Review: Evaluation/benchmarking scripts (David) by doncamilom · Pull Request #47 · schwallergroup/mist

doncamilom · 2026-04-06T11:11:46Z

Reproducibility Assessment -- `david_eval`

Author: David Segura | Commits: 1 | Files changed: 8 | +1,086 lines

Status: NOT READY -- useful evaluation methodology, completely non-portable.

What this contributes

Eight standalone vLLM-based evaluation scripts in evaluation/ for four reaction tasks, each with a base and retry variant:

Script	Task
`benchmarking_inversion-2.py` / `-retry.py`	MCQ: identify correct reaction (swapped reactants)
`benchmarking_naming-2.py` / `-retry.py`	Reaction class prediction (10 classes)
`benchmarking_replacement.py` / `-2-retry.py`	MCQ: identify correct reaction (modified reactions)
`benchmarking_truefalse-2.py` / `-retry.py`	True/False: is this reaction correct?

Each script loads a CSV dataset, constructs MCQ/binary prompts, runs vLLM inference, extracts answers via regex, and computes accuracy metrics.

Breaks / Blockers

Issue	Severity
`benchmarking_inversion-2-retry.py`: `needs_retry` referenced before definition -- script crashes with NameError on first run	Bug

Reproducibility Gaps

Gap	Details
All 8 scripts use hardcoded absolute paths	`/data/david/...`, `/data/share/sft_hf_3/` -- zero CLI args, no env vars, no config files
No deterministic option shuffling	MCQ scripts use `np.random.permutation()` without fixed seed -- option ordering varies between runs
Massive code duplication	~60% identical boilerplate across 8 scripts (data loading, splitting, extraction, metrics)
No tests	Zero unit or integration tests
No documentation	No docstrings, no README explaining what models are targeted or how to interpret results
Hardcoded model paths	Specific to David's cluster environment
Hardcoded tokenizer	Qwen-specific stop tokens in some scripts

Relationship to other branches

david_active_branch is the full dev branch -- contains these scripts plus result CSVs, reaction tasks, and CSCS infrastructure. Also contains committed WandB API key (security issue) and ~1.4M lines of result CSVs.
david_kuma_sampling_param (PR David kuma sampling param #36) contains the 3 reaction task classes that these scripts evaluate
The evaluation methodology overlaps with evaluate.rxnpred.py in Vu_active_branch

What is needed for reviewer reproducibility

Fix benchmarking_inversion-2-retry.py NameError
Refactor 8 scripts into a single parameterized evaluation harness with CLI args for model path, data path, task type
Add np.random.seed() for deterministic MCQ option shuffling
Replace all hardcoded paths with CLI arguments or ${MIST_DATA_DIR}
Add a README documenting usage, expected inputs/outputs, and interpretation
Add at least smoke tests for prompt construction and answer extraction logic
Consider integrating with the existing src/open_r1/ evaluation infrastructure rather than standalone scripts

🤖 Generated with Claude Code

doncamilom · 2026-04-06T11:39:14Z

Paper-to-Code Mapping Update

This branch contains evaluation scripts for paper tasks RxN, RxR, RxI, RxTF.

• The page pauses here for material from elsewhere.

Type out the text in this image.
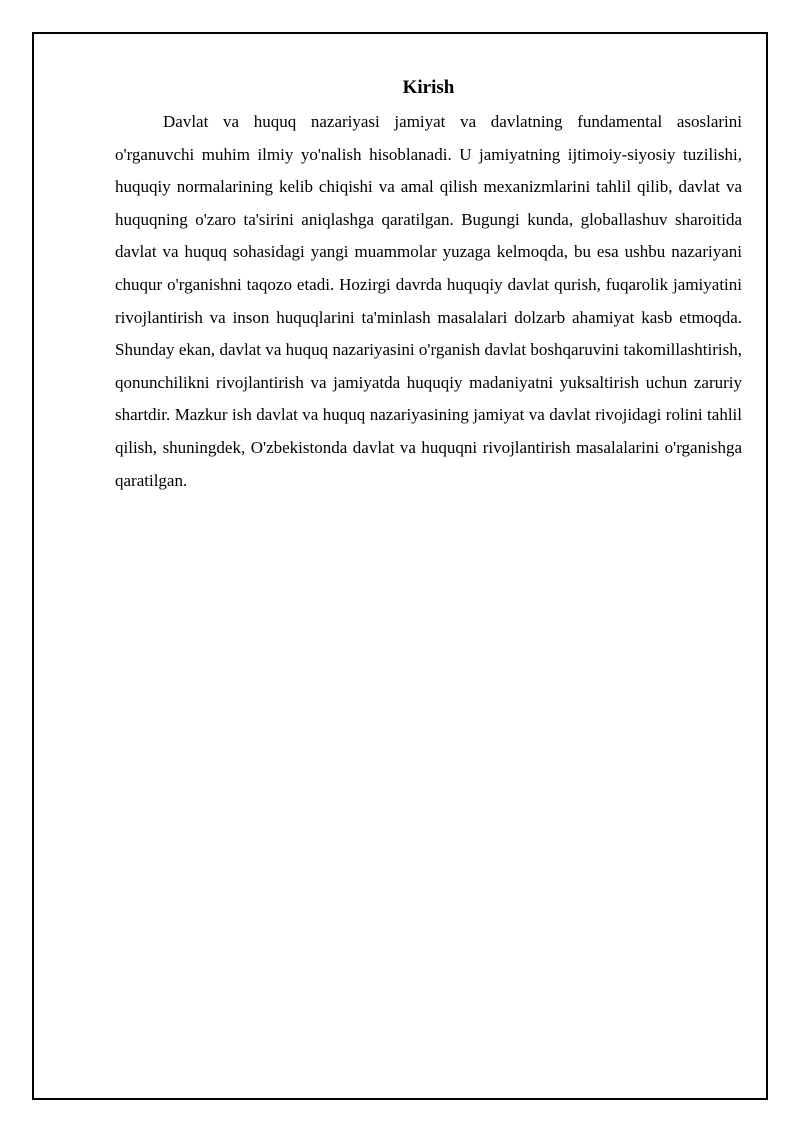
Kirish

Davlat va huquq nazariyasi jamiyat va davlatning fundamental asoslarini o'rganuvchi muhim ilmiy yo'nalish hisoblanadi. U jamiyatning ijtimoiy-siyosiy tuzilishi, huquqiy normalarining kelib chiqishi va amal qilish mexanizmlarini tahlil qilib, davlat va huquqning o'zaro ta'sirini aniqlashga qaratilgan. Bugungi kunda, globallashuv sharoitida davlat va huquq sohasidagi yangi muammolar yuzaga kelmoqda, bu esa ushbu nazariyani chuqur o'rganishni taqozo etadi. Hozirgi davrda huquqiy davlat qurish, fuqarolik jamiyatini rivojlantirish va inson huquqlarini ta'minlash masalalari dolzarb ahamiyat kasb etmoqda. Shunday ekan, davlat va huquq nazariyasini o'rganish davlat boshqaruvini takomillashtirish, qonunchilikni rivojlantirish va jamiyatda huquqiy madaniyatni yuksaltirish uchun zaruriy shartdir. Mazkur ish davlat va huquq nazariyasining jamiyat va davlat rivojidagi rolini tahlil qilish, shuningdek, O'zbekistonda davlat va huquqni rivojlantirish masalalarini o'rganishga qaratilgan.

The benchmarking_truefalse-2.py script is one of the few places where RxTF evaluation logic exists. However, the scripts are completely non-portable (hardcoded paths) and would need significant rework to serve as reproducibility artifacts.

Priority for reviewer reproducibility: MEDIUM

The evaluation methodology is useful but needs to be integrated into a portable harness.

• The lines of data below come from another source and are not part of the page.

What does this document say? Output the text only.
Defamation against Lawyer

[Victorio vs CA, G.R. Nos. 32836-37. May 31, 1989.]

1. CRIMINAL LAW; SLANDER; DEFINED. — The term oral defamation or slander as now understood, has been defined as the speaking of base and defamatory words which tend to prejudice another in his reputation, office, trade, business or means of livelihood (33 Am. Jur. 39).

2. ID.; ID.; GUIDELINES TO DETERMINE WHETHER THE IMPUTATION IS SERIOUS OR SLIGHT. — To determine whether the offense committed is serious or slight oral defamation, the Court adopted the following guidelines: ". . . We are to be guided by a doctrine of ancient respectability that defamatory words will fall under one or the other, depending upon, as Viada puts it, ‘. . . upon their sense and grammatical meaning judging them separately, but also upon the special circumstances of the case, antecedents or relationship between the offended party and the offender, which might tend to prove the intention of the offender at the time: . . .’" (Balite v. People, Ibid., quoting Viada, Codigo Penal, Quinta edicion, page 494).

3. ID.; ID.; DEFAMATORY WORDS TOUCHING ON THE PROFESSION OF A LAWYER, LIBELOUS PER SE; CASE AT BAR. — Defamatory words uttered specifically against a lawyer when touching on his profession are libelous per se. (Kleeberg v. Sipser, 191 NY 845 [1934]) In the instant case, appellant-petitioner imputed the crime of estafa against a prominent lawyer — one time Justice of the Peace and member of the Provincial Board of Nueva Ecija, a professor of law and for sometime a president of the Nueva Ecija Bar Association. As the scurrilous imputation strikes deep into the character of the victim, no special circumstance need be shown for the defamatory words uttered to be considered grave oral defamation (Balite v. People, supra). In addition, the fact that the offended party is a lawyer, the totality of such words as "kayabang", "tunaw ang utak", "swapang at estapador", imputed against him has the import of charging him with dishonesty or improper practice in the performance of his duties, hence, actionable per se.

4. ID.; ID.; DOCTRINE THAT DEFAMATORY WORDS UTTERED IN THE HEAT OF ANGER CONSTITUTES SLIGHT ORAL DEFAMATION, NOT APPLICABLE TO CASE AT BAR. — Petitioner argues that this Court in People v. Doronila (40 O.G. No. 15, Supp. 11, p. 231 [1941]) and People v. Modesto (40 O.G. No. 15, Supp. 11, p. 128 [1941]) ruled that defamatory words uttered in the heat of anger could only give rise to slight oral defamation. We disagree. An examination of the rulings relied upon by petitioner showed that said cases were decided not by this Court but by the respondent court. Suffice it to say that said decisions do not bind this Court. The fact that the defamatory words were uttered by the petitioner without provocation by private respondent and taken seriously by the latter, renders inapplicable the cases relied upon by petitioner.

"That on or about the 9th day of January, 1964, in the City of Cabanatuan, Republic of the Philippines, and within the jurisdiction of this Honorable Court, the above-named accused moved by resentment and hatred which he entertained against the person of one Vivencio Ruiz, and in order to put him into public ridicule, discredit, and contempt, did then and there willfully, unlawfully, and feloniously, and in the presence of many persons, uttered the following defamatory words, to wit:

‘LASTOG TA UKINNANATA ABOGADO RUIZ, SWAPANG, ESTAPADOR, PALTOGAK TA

doncamilom · 2026-04-06T11:44:30Z

Final Classification

Paper tasks: Evaluation scripts for RxN, RxR, RxI, RxTF
Priority: MEDIUM
Paper relevance: Contains evaluation methodology needed for Table 4, but completely non-portable

Verdict

These 8 benchmarking scripts cover 4 paper tasks and demonstrate the evaluation methodology (prompt construction, MCQ shuffling, answer extraction, accuracy computation). However, they are entirely hardcoded to David's cluster and have a crashing bug. The methodology should be extracted into a single parameterized evaluation harness rather than merged as-is.

Work needed for peer review

Item	Effort
Extract evaluation logic into a portable, parameterized harness	Medium-Large
Fix `benchmarking_inversion-2-retry.py` NameError	Tiny
Add `np.random.seed()` for deterministic MCQ shuffling	Tiny
Replace all hardcoded paths with CLI args	Medium
Add documentation for usage and output interpretation	Small

Recommendation

Do not merge as-is. Use as reference when building a clean evaluation harness for Table 4 reproduction.

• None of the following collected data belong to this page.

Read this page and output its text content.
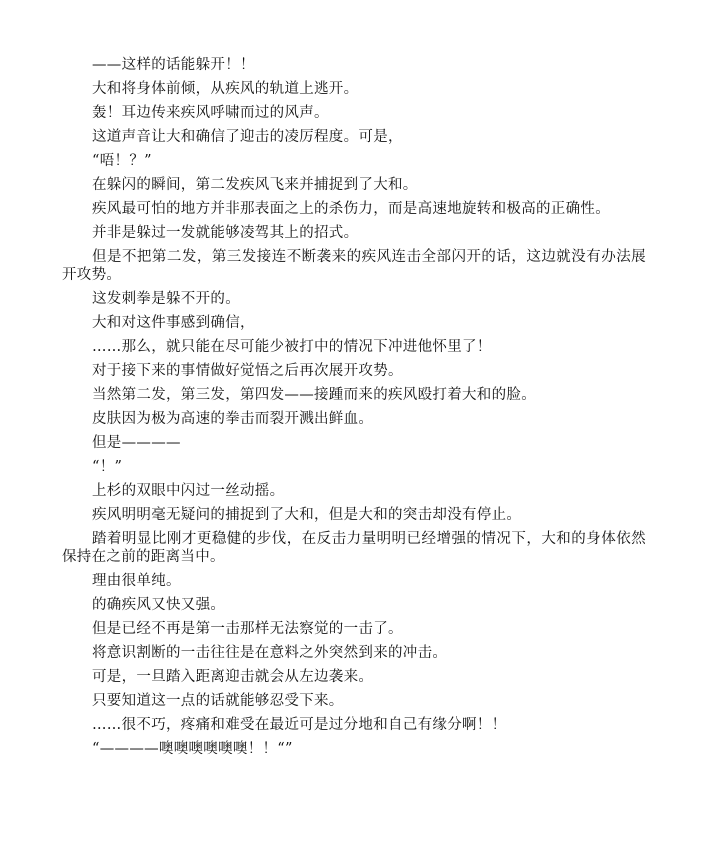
——这样的话能躲开！！

大和将身体前倾，从疾风的轨道上逃开。

轰！耳边传来疾风呼啸而过的风声。

这道声音让大和确信了迎击的凌厉程度。可是，

“唔！？”

在躲闪的瞬间，第二发疾风飞来并捕捉到了大和。

疾风最可怕的地方并非那表面之上的杀伤力，而是高速地旋转和极高的正确性。

并非是躲过一发就能够凌驾其上的招式。

但是不把第二发，第三发接连不断袭来的疾风连击全部闪开的话，这边就没有办法展开攻势。

这发刺拳是躲不开的。

大和对这件事感到确信，

……那么，就只能在尽可能少被打中的情况下冲进他怀里了！

对于接下来的事情做好觉悟之后再次展开攻势。

当然第二发，第三发，第四发——接踵而来的疾风殴打着大和的脸。

皮肤因为极为高速的拳击而裂开溅出鲜血。

但是————

“！”

上杉的双眼中闪过一丝动摇。

疾风明明毫无疑问的捕捉到了大和，但是大和的突击却没有停止。

踏着明显比刚才更稳健的步伐，在反击力量明明已经增强的情况下，大和的身体依然保持在之前的距离当中。

理由很单纯。

的确疾风又快又强。

但是已经不再是第一击那样无法察觉的一击了。

将意识割断的一击往往是在意料之外突然到来的冲击。

可是，一旦踏入距离迎击就会从左边袭来。

只要知道这一点的话就能够忍受下来。

……很不巧，疼痛和难受在最近可是过分地和自己有缘分啊！！

“————噢噢噢噢噢噢！！“”
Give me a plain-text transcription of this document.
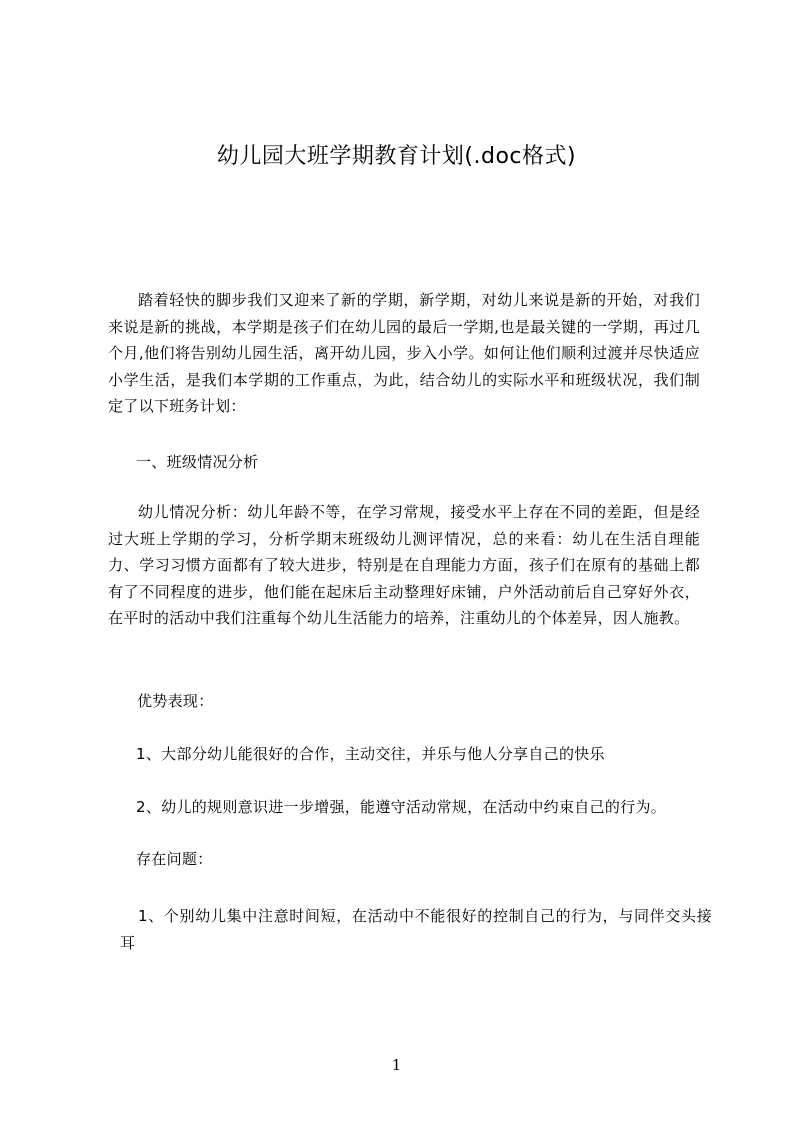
幼儿园大班学期教育计划(.doc格式)

踏着轻快的脚步我们又迎来了新的学期，新学期，对幼儿来说是新的开始，对我们来说是新的挑战，本学期是孩子们在幼儿园的最后一学期,也是最关键的一学期，再过几个月,他们将告别幼儿园生活，离开幼儿园，步入小学。如何让他们顺利过渡并尽快适应小学生活，是我们本学期的工作重点，为此，结合幼儿的实际水平和班级状况，我们制定了以下班务计划：

一、班级情况分析

幼儿情况分析：幼儿年龄不等，在学习常规，接受水平上存在不同的差距，但是经过大班上学期的学习，分析学期末班级幼儿测评情况，总的来看：幼儿在生活自理能力、学习习惯方面都有了较大进步，特别是在自理能力方面，孩子们在原有的基础上都有了不同程度的进步，他们能在起床后主动整理好床铺，户外活动前后自己穿好外衣，在平时的活动中我们注重每个幼儿生活能力的培养，注重幼儿的个体差异，因人施教。

优势表现：
1、大部分幼儿能很好的合作，主动交往，并乐与他人分享自己的快乐
2、幼儿的规则意识进一步增强，能遵守活动常规，在活动中约束自己的行为。
存在问题：

1、个别幼儿集中注意时间短，在活动中不能很好的控制自己的行为，与同伴交头接耳

1
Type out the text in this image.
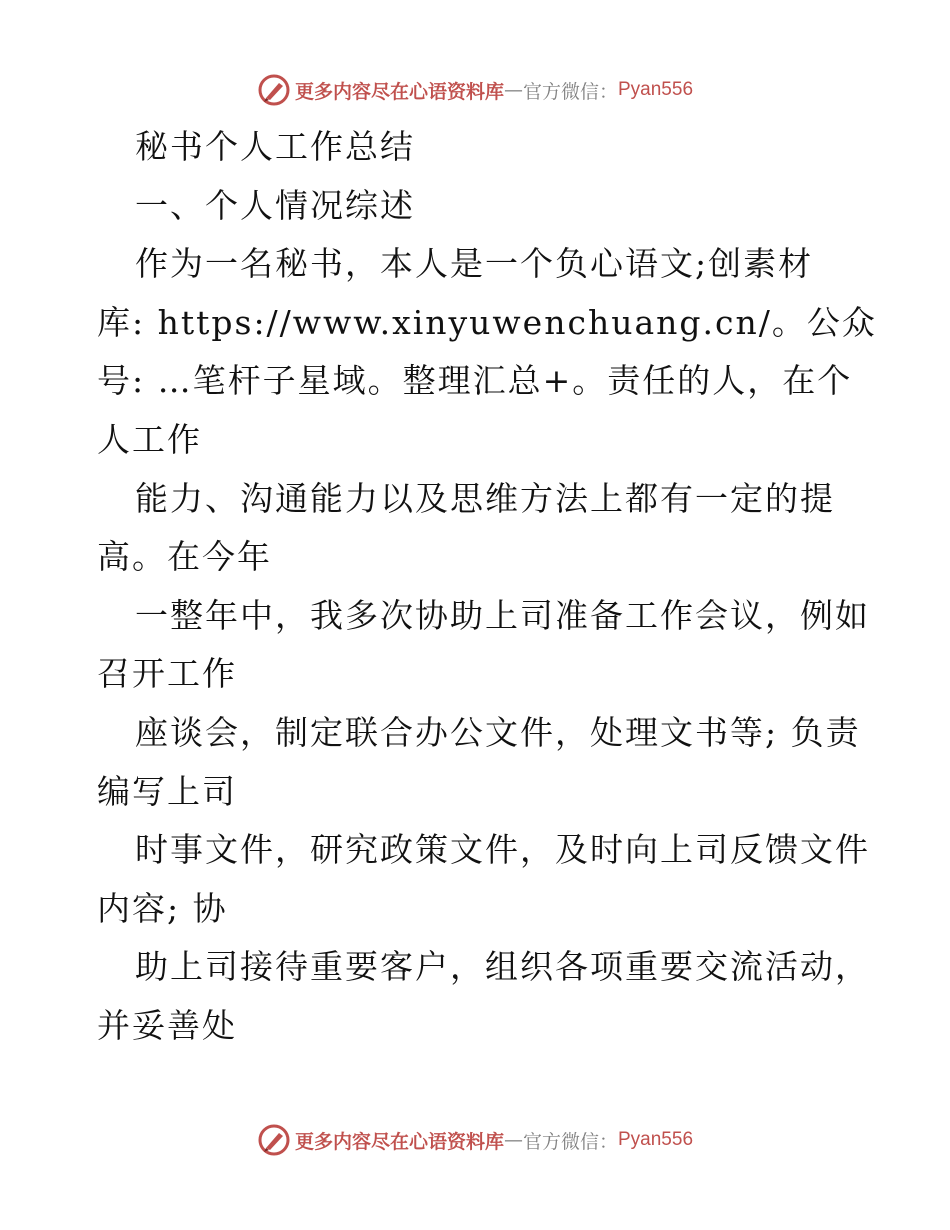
更多内容尽在心语资料库 — 官方微信： Pyan556
秘书个人工作总结
一、个人情况综述
作为一名秘书，本人是一个负心语文;创素材
库: https://www.xinyuwenchuang.cn/。公众
号: …笔杆子星域。整理汇总+。责任的人，在个
人工作
能力、沟通能力以及思维方法上都有一定的提
高。在今年
一整年中，我多次协助上司准备工作会议，例如
召开工作
座谈会，制定联合办公文件，处理文书等; 负责
编写上司
时事文件，研究政策文件，及时向上司反馈文件
内容; 协
助上司接待重要客户，组织各项重要交流活动，
并妥善处
更多内容尽在心语资料库 — 官方微信： Pyan556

Co-Authored-By: Claude Opus 4.6 (1M context) <noreply@anthropic.com>

doncamilom · 2026-04-06T20:12:56Z

Updated classification

Relabeled from has-bugs to documentation. This PR should NOT be merged as-is (hardcoded paths, duplicated boilerplate, missing deps), but it serves as the reference implementation for the evaluation harness that needs to be built.

The 8 scripts cover evaluation methodology for all 4 reaction tasks:

RxN: prompt construction with 10-class options, per-class accuracy
RxR: MCQ with Enamine50k-corrupted options, letter extraction
RxI: MCQ with inverted-reagent options
RxTF: binary true/false classification

These should be used as reference when building scripts/evaluate.py.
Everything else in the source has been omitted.